Mit Deleuze und Guattari haben wir also eine mögliche Antwort auf das Problem des Subalternen: Wenn diese Position eine bloße Auswirkung des vorherrschenden Diskurses ist und der Subalterne deshalb nicht sprechen kann, dann besteht seine politische Aufgabe darin, ein Unzählbares zu werden gesetzt, die einfache Integration zu bekämpfen und unaufhörlich gegen den Plan des Kapitals zu kämpfen. Auf diese Weise ist schließlich Spivaks Kritik am monotonen Charakter der Repräsentation bei Deleuze die Grundlage für einen kritischen Rückstoß gegen den monotonen Charakter von Spivaks Theorie des Interesses, die nur vorbewusste Investitionen sieht, wo es auch und vor allem unbewusste gibt Investitionen.
*Bernardo Joao do Rego Monteiro Moreira studiert Politikwissenschaft an der Fluminense Federal University (UFF).
Referenzen
DELEUZE, Gilles; GUATTARI, Felix. der Anti-Ödipus. Sao Paulo: Hrsg. 34, 2011.
DELEUZE, Gilles; GUATTARI, Felix. Tausend Hochebenen.

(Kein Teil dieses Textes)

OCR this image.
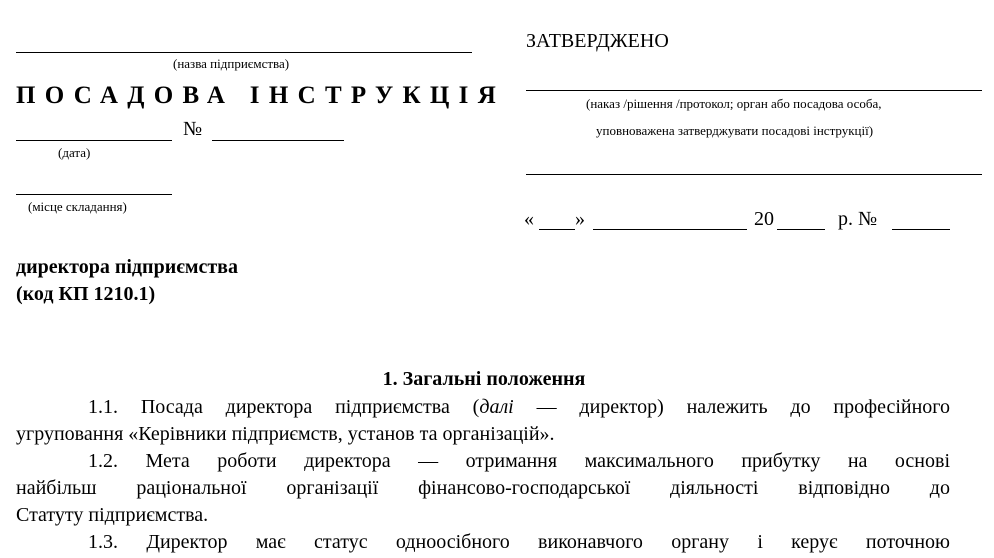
(назва підприємства)
ПОСАДОВА ІНСТРУКЦІЯ
№
(дата)
(місце складання)
ЗАТВЕРДЖЕНО
(наказ /рішення /протокол; орган або посадова особа,
уповноважена затверджувати посадові інструкції)
« »	20	р. №
директора підприємства
(код КП 1210.1)
1. Загальні положення
1.1. Посада директора підприємства (далі — директор) належить до професійного
угруповання «Керівники підприємств, установ та організацій».
1.2. Мета роботи директора — отримання максимального прибутку на основі
найбільш раціональної організації фінансово-господарської діяльності відповідно до
Статуту підприємства.
1.3. Директор має статус одноосібного виконавчого органу і керує поточною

Bd. 5. São Paulo: Hrsg. 34, 2012.
FOUCAULT, Michael. „Intellektuelle und Macht: Gespräch zwischen Michel Foucault und Gilles Deleuze“. In: Mikrophysik der Macht. Rio de Janeiro: Edições Graal, 1979.
FREUD, Sigmund. „O Unbewusster". Im: Gesamtwerk Band 12: Einführung in den Narzissmus, Essays zur Metapsychologie und andere Texte (1914-1916). São Paulo: Companhia das Letras, 2010.
SPIVAK, Gayatri Chakravorty. Kann der Subalterne sprechen?. Belo Horizonte: Editora UFMG, 2010.